My previous tutorial, “Machine Learning for Java developers,” introduced setting up a machine learning algorithm and developing a prediction function in Java. I demonstrated the inner workings of a machine learning algorithm and walked through the process of developing and training a machine learning model. This tutorial picks up where that one left off. I’ll show you how to set up a machine learning data pipeline, introduce a step-by-step process for taking your machine learning model from development into production, and briefly discuss technologies for deploying a trained machine learning model in a Java-based production environment.
Requirements and what to expect from this tutorial
Deploying a machine learning model is a separate endeavor from developing one, often implemented by a different team. Developing a machine learning model requires understanding the underlying data and having a good grasp of mathematics and statistics. Deploying a machine learning model in production is typically a job for someone with software engineering and operations experience.
This tutorial shows you how to make a machine learning model available in a highly scalable production environment. I assume you have some development experience and a basic understanding of machine learning models and algorithms; otherwise, you may want to start by reading “Machine learning for Java developers, Part 1.”
I’ll start with a brief refresher on supervised learning, including an example application that I’ll use to demonstrate how to train, deploy, and process a machine learning model for use in production.
Supervised machine learning: A refresher
I’ll use a simple, supervised machine learning model to illustrate the machine learning deployment process. The example machine learning model shown in Figure 1 can be used to predict the expected sale price of a house.
Recall that a machine learning model is a function with internal, learnable parameters that map inputs to outputs. In the above diagram, a linear regression function, hθ(x), is used to predict the sale price for a house based on a variety of features. The x variables of the function represent the input data. The θ (theta) variables represents the internal, learnable model parameters.
To predict the sale price of a house, you must first create an input data array of x variables. This array contains features such as the size of the lot or the number of rooms in a house.
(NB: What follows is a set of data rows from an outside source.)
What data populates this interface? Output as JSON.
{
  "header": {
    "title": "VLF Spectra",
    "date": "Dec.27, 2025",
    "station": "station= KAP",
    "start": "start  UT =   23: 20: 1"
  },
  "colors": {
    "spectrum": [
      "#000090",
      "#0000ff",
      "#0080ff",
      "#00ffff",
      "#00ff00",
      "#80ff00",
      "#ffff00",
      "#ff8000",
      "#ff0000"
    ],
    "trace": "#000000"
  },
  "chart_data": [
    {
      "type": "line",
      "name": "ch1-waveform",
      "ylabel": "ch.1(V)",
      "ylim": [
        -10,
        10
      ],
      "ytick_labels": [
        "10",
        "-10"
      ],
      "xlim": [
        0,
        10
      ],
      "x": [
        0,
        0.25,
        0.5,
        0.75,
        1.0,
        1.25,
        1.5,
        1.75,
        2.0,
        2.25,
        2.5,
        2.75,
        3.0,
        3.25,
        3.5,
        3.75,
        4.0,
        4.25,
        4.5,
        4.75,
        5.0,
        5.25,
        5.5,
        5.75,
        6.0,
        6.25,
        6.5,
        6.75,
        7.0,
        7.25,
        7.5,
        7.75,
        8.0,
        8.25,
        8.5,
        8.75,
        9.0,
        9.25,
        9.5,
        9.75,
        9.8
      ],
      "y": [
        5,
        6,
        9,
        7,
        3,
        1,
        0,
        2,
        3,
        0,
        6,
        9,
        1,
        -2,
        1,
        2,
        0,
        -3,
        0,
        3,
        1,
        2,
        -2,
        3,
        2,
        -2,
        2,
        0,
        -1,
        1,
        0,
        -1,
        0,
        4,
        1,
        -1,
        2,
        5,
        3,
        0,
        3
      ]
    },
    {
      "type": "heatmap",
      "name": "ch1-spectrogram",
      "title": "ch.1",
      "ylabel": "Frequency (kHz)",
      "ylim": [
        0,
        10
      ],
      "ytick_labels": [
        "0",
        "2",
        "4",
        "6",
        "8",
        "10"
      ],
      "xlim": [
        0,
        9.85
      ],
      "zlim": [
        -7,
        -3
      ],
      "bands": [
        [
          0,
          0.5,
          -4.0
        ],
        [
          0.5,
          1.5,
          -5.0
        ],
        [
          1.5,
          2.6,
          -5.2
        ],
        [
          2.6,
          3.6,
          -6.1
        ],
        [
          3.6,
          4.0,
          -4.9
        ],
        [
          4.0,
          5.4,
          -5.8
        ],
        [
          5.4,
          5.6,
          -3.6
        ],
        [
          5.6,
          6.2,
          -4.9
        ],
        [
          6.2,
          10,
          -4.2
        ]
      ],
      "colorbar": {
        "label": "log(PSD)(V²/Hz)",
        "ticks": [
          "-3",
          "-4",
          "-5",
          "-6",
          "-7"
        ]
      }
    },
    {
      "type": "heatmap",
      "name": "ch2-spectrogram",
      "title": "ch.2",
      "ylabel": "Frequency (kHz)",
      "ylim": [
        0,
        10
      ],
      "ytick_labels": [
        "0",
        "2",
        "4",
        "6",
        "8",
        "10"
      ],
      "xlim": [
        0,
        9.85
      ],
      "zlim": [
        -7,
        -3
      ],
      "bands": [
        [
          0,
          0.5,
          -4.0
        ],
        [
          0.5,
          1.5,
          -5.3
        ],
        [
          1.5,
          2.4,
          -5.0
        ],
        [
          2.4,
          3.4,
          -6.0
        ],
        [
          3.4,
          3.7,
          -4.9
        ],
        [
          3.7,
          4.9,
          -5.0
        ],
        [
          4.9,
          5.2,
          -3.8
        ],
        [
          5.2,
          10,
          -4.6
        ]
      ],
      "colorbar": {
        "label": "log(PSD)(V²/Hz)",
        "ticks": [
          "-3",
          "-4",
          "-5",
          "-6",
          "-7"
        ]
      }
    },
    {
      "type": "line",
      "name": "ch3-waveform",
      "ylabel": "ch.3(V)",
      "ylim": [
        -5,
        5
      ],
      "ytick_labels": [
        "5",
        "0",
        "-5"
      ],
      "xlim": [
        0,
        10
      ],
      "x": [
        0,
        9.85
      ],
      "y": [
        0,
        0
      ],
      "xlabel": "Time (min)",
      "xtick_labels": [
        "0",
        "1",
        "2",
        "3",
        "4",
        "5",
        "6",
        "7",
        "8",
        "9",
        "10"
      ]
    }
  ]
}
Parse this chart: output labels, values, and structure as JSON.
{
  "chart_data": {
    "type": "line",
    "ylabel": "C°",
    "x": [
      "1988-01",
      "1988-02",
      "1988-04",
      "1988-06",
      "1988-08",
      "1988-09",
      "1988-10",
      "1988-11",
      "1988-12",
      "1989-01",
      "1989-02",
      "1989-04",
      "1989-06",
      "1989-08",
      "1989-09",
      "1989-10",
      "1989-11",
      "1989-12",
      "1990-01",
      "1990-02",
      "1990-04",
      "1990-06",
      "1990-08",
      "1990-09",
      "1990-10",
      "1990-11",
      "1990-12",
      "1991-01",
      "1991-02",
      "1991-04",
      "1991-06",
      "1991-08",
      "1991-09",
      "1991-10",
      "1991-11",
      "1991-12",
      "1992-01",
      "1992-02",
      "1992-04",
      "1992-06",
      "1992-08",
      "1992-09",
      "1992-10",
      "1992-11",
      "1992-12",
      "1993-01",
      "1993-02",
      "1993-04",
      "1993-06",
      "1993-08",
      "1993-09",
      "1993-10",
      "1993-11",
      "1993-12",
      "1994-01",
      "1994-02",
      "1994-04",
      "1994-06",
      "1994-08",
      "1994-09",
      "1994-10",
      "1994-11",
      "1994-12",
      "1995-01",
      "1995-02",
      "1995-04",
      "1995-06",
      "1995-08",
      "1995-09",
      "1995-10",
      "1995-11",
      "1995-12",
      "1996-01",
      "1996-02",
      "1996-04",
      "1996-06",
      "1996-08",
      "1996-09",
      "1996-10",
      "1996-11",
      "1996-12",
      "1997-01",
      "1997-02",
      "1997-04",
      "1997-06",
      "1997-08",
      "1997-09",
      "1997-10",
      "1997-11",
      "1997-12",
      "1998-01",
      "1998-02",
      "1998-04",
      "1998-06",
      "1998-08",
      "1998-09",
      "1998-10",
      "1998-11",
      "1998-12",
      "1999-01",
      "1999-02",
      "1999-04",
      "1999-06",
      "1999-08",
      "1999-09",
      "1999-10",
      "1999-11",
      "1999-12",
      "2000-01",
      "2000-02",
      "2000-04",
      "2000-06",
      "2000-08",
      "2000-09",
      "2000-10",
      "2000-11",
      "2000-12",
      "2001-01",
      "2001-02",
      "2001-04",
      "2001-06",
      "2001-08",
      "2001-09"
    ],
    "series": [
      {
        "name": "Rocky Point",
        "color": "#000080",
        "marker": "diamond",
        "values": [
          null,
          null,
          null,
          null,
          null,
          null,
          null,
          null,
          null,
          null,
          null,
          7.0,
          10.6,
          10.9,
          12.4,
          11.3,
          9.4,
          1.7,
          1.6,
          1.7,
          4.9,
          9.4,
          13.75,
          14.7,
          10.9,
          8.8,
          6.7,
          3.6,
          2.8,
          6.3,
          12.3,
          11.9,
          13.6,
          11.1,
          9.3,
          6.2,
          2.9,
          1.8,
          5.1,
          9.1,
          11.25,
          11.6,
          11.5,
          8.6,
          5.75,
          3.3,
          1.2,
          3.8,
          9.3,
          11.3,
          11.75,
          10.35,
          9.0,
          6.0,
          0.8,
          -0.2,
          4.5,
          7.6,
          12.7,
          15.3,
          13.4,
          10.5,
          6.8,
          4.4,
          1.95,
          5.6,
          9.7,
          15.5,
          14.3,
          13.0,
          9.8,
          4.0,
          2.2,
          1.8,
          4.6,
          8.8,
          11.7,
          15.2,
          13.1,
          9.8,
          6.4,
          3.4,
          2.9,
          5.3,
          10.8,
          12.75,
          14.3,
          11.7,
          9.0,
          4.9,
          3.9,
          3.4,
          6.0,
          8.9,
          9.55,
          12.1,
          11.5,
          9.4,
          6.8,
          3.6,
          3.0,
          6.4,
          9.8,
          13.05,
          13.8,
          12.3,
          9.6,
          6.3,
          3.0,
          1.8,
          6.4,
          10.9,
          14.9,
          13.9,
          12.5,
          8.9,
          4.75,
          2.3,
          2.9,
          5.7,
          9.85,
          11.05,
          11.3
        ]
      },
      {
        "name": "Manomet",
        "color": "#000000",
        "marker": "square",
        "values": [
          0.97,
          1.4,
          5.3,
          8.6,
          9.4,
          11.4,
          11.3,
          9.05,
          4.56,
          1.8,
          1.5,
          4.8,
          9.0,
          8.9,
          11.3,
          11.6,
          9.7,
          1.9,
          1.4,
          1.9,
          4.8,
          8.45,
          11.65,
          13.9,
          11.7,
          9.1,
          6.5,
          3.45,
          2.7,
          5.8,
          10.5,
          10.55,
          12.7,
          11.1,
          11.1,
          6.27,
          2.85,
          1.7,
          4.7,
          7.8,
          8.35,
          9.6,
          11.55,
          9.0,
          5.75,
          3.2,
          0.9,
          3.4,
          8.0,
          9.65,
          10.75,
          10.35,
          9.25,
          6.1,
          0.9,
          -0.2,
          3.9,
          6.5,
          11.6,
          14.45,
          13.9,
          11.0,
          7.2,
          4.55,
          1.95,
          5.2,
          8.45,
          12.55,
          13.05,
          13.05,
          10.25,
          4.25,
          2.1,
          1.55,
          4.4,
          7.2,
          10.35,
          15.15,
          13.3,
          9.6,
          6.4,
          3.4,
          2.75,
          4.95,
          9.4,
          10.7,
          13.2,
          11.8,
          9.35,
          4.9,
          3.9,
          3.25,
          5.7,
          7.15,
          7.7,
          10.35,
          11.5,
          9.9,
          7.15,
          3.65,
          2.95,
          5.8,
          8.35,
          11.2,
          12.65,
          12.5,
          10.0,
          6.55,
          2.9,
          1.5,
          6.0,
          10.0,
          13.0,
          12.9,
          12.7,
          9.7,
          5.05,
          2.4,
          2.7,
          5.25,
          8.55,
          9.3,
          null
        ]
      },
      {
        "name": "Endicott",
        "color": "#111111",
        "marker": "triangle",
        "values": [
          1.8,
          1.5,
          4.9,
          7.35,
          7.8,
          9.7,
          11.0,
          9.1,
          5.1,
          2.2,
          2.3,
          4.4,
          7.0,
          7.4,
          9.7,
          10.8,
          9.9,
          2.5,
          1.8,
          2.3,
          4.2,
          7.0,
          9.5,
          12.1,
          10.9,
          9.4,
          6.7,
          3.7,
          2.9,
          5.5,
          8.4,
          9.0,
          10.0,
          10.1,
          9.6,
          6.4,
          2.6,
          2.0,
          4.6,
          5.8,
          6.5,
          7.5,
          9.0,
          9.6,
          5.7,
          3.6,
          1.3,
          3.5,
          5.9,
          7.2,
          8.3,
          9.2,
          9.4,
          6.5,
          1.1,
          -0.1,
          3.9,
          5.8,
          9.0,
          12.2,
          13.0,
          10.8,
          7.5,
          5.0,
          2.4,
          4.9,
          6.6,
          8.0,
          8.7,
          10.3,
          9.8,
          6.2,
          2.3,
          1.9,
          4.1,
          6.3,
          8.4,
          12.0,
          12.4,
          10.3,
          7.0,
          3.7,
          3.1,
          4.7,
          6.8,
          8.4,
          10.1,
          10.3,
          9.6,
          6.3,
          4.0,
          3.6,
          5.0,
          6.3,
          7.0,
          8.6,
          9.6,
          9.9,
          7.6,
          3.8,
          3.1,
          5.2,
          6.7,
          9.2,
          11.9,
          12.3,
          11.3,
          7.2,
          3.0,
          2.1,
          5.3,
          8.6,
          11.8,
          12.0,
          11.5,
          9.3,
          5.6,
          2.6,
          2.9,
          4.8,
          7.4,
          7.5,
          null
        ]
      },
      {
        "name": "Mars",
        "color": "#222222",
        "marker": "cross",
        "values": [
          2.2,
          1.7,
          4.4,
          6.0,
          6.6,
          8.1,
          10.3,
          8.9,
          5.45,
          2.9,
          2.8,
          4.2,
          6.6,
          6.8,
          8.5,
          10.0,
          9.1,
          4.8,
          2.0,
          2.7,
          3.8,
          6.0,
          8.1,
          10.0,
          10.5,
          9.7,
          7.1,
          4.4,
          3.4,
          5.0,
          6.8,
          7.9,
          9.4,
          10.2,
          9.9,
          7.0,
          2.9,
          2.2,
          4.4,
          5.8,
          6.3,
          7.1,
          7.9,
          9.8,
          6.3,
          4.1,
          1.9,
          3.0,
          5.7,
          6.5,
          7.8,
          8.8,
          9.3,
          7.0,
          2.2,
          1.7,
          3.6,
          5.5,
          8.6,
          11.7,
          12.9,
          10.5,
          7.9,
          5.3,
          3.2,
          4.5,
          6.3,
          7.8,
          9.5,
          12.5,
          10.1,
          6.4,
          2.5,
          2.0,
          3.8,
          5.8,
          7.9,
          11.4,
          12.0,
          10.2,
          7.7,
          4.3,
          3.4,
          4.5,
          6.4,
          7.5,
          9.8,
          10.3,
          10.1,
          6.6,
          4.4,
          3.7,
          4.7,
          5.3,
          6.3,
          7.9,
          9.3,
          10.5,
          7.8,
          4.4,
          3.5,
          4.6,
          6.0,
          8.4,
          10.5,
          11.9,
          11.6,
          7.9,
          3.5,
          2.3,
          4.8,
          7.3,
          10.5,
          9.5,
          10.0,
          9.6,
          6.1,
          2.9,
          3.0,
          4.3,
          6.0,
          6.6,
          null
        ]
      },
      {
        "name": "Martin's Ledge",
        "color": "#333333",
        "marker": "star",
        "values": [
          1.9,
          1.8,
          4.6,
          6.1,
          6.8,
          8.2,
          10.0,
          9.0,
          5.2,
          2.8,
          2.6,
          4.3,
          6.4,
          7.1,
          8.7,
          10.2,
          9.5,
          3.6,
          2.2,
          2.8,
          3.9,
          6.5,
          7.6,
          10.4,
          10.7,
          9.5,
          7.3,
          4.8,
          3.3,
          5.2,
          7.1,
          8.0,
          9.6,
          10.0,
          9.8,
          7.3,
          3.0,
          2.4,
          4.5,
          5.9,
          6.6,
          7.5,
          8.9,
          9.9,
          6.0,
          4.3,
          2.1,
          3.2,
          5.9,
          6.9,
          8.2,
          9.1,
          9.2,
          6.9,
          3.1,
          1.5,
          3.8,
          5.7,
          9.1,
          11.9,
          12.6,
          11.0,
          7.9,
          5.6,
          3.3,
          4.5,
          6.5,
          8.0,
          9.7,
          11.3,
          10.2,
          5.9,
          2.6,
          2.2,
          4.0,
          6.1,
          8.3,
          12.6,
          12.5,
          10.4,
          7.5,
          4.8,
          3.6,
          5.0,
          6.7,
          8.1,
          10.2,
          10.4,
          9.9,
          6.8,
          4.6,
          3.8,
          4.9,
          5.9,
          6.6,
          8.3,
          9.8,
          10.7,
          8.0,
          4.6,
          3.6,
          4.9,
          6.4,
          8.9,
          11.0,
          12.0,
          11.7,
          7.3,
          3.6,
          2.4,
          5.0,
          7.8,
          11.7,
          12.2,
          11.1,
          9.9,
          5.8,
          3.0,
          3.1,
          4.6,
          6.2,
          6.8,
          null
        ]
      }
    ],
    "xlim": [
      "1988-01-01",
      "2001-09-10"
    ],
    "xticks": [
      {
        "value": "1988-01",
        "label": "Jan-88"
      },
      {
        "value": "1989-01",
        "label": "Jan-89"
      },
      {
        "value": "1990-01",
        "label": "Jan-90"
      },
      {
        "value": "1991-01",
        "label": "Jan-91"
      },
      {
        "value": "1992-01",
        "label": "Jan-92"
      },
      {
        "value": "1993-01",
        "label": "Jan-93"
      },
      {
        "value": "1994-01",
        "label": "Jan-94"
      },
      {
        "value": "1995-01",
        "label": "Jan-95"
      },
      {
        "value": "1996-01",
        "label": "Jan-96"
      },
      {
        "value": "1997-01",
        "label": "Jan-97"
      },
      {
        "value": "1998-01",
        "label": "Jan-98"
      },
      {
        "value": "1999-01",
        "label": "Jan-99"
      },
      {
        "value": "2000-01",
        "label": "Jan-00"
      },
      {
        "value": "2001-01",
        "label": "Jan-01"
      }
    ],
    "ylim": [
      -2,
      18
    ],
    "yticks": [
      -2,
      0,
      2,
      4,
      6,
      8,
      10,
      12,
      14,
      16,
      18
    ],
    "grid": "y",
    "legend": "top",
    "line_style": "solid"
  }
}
This array is called the feature vector.
Because most machine learning functions require a numerical representation of features, you will likely have to perform some data transformations in order to build a feature vector. For instance, a feature specifying the location of the garage could include labels such as “attached to home” or “built-in,” which have to be mapped to numerical values. When you execute the house-price prediction, the machine learning function will be applied with this input feature vector as well as the internal, trained model parameters. The function’s output is the estimated house price. This output is called a label.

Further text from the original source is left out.